Cheryl Kruszewski, RN, CRRN
Cheryl is the definition of a “true leader” on the Rehab Unit, and she definitely leads by example. She does it all – from floor nursing to handling clinical coordinating duties. Cheryl will assist a patient with all aspects of care and teaching that includes the patient, patient’s family and staff. All of this is done with a calm demeanor and without being flustered. Cheryl keeps the floor running smoothly and adequately staffed. She interacts well with management and treats the staff with respect and kindness.
Catherine (Rena) Powers, RN
Personally and professionally, Rena exemplifies all that a Nightingale recipient should represent. She is known by all of her past and present peers and employers to be a knowledgeable and skilled nurse. Her assessments and patient feedback corroborate this, and anyone who has seen her working with patients recognizes immediately her compassion and devotion. She truly goes above and beyond the call of duty, and her patients and coworkers appreciate the care and hard work she puts forth every day.
Peggy Shepherd, LPN
Peggy personifies the pioneering spirit, dedication and commitment of the Nightingale Award. Those who work with her know she is one of the most caring, compassionate nurses you would ever want to meet. Peggy has never lost sight of the fact that patients are at the core of the data and that accurate, actionable, understandable data serves first and foremost as a platform to improve patient care.
Melissa Swan, BSN, RN, CLNC, CNML
As nurse manager of the Neuroscience Unit, Melissa has transformed the care her staff delivers. Melissa and her team were featured in Advance for Nurses Best Nursing Teams 2010. In 2011, she restructured her unit into a Microsystem care delivery system.

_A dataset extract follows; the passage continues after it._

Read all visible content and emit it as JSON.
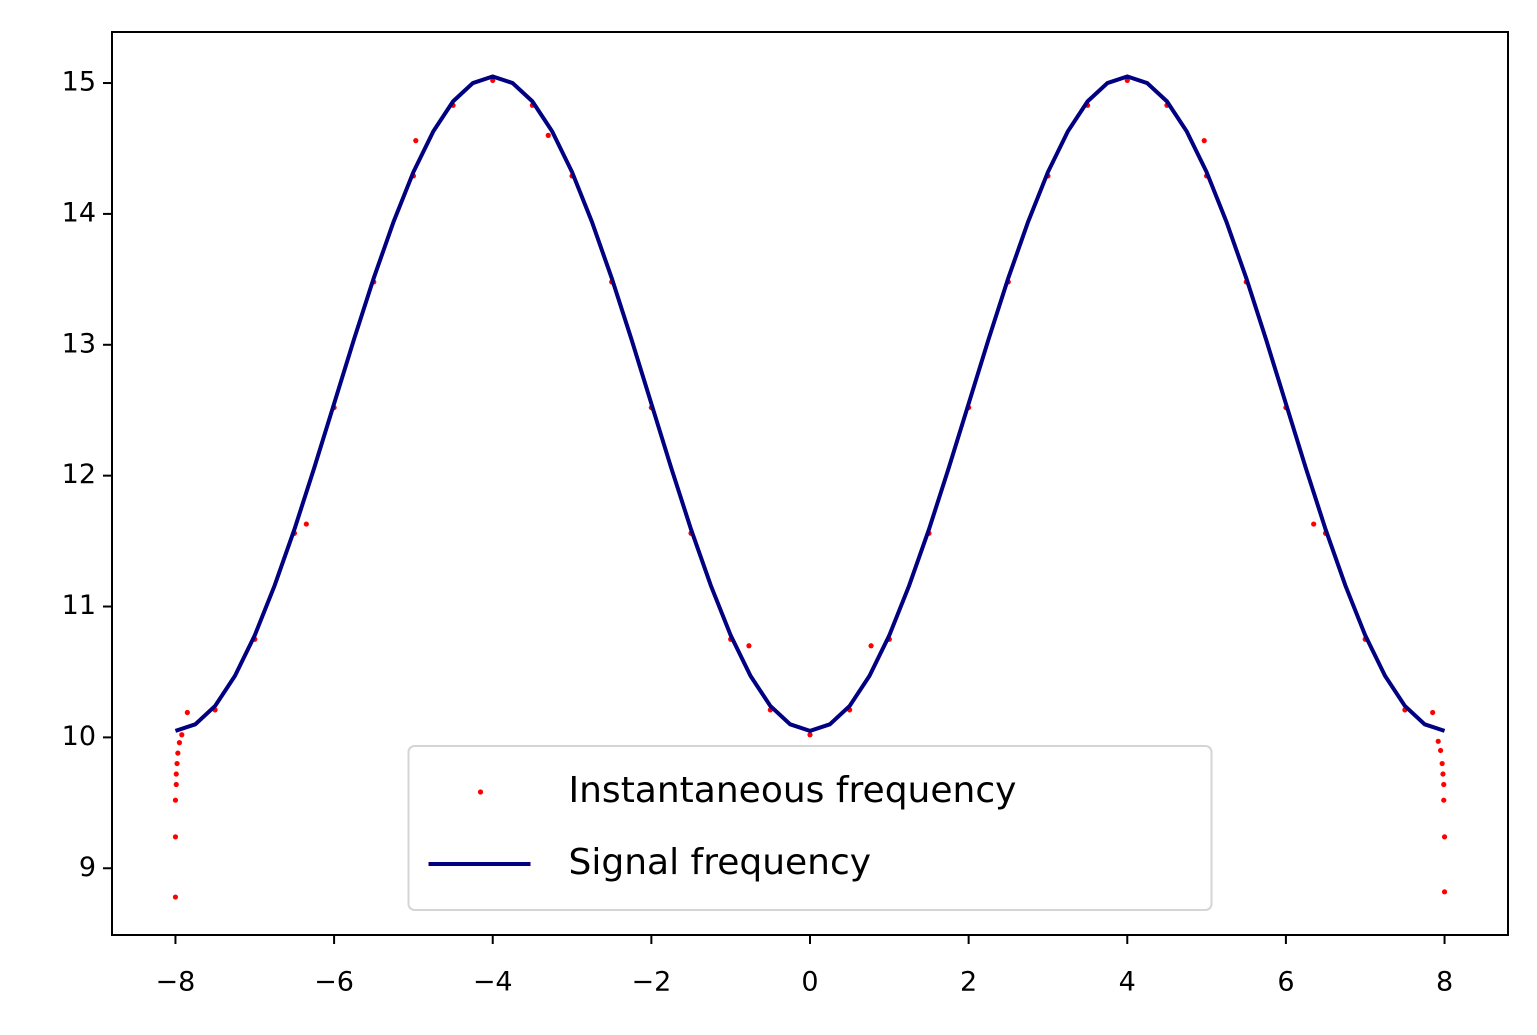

Her passion for reducing falls led to hours with the fall committee identifying data glitches in a system and discovering a dramatically reduced fall rate on Med-Surg units. Her unit has posted impressive results in patient care, satisfaction and financial areas. As a manager, she believes in transparency and is a tireless advocate for customer service and fiscal responsibility. Melissa is a valued friend, leader, manager and nurse making this honor most deserving.
Katie Van Dyke, MSN, APRN
Katie’s nursing career began at L+M in 1989 where she first started on a medical/surgical floor and then joined the nursing staff of the hospital’s newly-established Neonatal Intensive Care Unit. From early on, she showed excellent nursing skills and clinical judgment when caring for both well and sick neonates. She then went on to pursue her MSN at the University of Connecticut and obtained certification as a Neonatal Nurse Practitioner. Katie is now in her 18th year as an NNP in the L+M NICU. She also holds a position as Clinical Associate Faculty at the University of Connecticut and is an instructor for the Neonatal Resuscitation Program.
Ann Wish, BSN, RN
Ann spent three months on the Clinical Design Unit before joining the Neuroscience Unit where she has thrived. She is able to engage physicians, fellow nurses and ancillary staff -- motivating each to work toward the common goal of quality care. When in charge, she runs a daily huddle to keep all staff abreast of new happenings on the unit and within the organization. Ann has a passion for learning, educating and caring. It is difficult to put into words what makes her unique, but she rekindles the spark of what it feels like to be a new nurse because her excitement for our profession is so clearly evident. It is that spirit which makes us all, new or seasoned, remember why we come to work every day.